By next year, if you walk in a restaurant or gas station in Copenhagen, you might no longer be able to pay with cash. The Danish government is considering allowing some stores to stop taking paper money. It’s the next step as the country starts to get rid of cash completely: The central bank doesn’t print bills or make coins anymore, many banks don’t carry cash, and almost all adults have a credit or debit card.
Will places like the U.S. follow? Experts argue there are several reasons to get rid of paper money–like the fact that it might be able to help foil crime and force people to pay their taxes. In most countries, the majority of cash is used to hide secret transactions; in the U.S., only about 10% to 15% of paper money is used in the legal economy. The government misses out on hundreds of billions of dollars of taxes every year–not even counting the informal economy–because people get paid in cash.

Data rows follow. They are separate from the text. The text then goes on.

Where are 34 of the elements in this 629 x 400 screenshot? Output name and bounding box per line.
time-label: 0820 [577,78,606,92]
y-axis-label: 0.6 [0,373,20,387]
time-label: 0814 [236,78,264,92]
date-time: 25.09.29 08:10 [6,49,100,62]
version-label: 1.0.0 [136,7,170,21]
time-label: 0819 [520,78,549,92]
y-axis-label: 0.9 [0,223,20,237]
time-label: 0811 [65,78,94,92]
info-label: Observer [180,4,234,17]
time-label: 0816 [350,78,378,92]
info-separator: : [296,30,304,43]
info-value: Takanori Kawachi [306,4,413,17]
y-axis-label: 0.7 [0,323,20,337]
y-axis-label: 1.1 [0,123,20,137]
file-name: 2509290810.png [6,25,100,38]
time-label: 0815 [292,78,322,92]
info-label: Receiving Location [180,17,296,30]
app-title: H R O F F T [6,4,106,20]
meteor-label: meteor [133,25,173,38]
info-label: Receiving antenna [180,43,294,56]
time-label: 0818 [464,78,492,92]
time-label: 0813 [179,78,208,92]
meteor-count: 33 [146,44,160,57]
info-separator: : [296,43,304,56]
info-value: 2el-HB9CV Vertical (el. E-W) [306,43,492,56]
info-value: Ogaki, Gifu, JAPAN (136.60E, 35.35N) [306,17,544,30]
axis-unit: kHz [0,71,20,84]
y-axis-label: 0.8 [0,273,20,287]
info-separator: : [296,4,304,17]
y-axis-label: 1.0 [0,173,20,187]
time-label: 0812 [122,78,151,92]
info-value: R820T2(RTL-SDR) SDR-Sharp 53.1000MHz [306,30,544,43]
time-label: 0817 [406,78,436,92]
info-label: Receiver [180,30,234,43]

Still, while moving to electronic money might make things harder for criminals or tax evaders, it’s unlikely to eliminate the underground economy. “People will always find new ways to cheat,” says David Wolman, author of The End of Money. “Most money by value is already electronic, and we all know that there’s plenty of illicit activity involving digital money, ranging from garden-variety credit card fraud to colossal schemes orchestrated by the likes of Bernie Madoff. It’s all zeros and ones.”
And if the government–or potentially hackers–can track where people are spending money, that poses obvious challenges for privacy. “The privacy issue is enormous,” says Wolman. “We should be fighting for it in the already-very-digital present, let alone worrying about it in the highly hypothetical cashless future. But the fact is that no monetary system is perfectly safe. The issue is reducing risk and perceived risk sufficiently so that consumers/citizens feel comfortable enough using that system.”
Getting rid of cash does have other benefits. In Denmark, the move to let some stores stop using it was motivated by the fact that it costs those businesses money (it’s worth noting that for now, even if the new proposal passes, places like hospitals and grocery stores will still have to accept paper bills). It’s also obviously insecure: In the U.S., retailers lose around $40 billion a year because of the theft of cash (banks lose another $30 million or so in robberies).
Without paper currency, it’s also easier for governments to change fiscal policy. Denmark already has negative interest rates; if you put money in the bank, you pay a fee. That helps encourage people to either spend money, or invest it. (Cash spoils this plan, since people can decide to hide it under a mattress and ignore the government’s interest rates.)
In Denmark, the transition may be easier to make than in other places. “It’s a wealthy and tech-savvy country, for starters,” says Wolman. “I also think a strong sense of civic-mindedness may factor into this kind of decision, or at least the decision to have more honest discussion about the economic and social costs of cash.”
But the U.S. may be slowly moving in the same direction, as some companies, universities, the military, and others start to look at reducing the role of cash. “This is really a matter of degrees,” he says. “Eliminating cash in this day and age would be foolish; many people and businesses still depend on it. What we’re talking about are the forces nudging it toward obsolescence. The Danish government’s move, like Canada recently retiring its penny or the arrival of Apple Pay, is yet another nudge.”
It would probably take at least a decade before the U.S. could be truly cashless, he says. But along the way, we could take steps like getting rid of low-value coins like pennies and nickels (which cost more to produce than their face value), and eliminating high-value bills like $100s.
“Some 70% of 100-dollar bills already reside overseas,” says Wolman. “Get rid of them because they’re not doing what cash is supposed to do, which is facilitate commerce. In 1969, the $500, $1,000, and $5,000 notes were formally discontinued. Why? To impede crime. We should do the same with the $100.”
Smaller bills, though, may have a longer lifespan, even if many of us are already relying mostly on plastic. “We should keep the medium-range notes around for a while, at least as long as they’re still legitimately useful for legitimate transactions,” he says. “Then, further down the road and once robust and widely accepted digital alternatives are in place, we can finally stick a fork in cash.”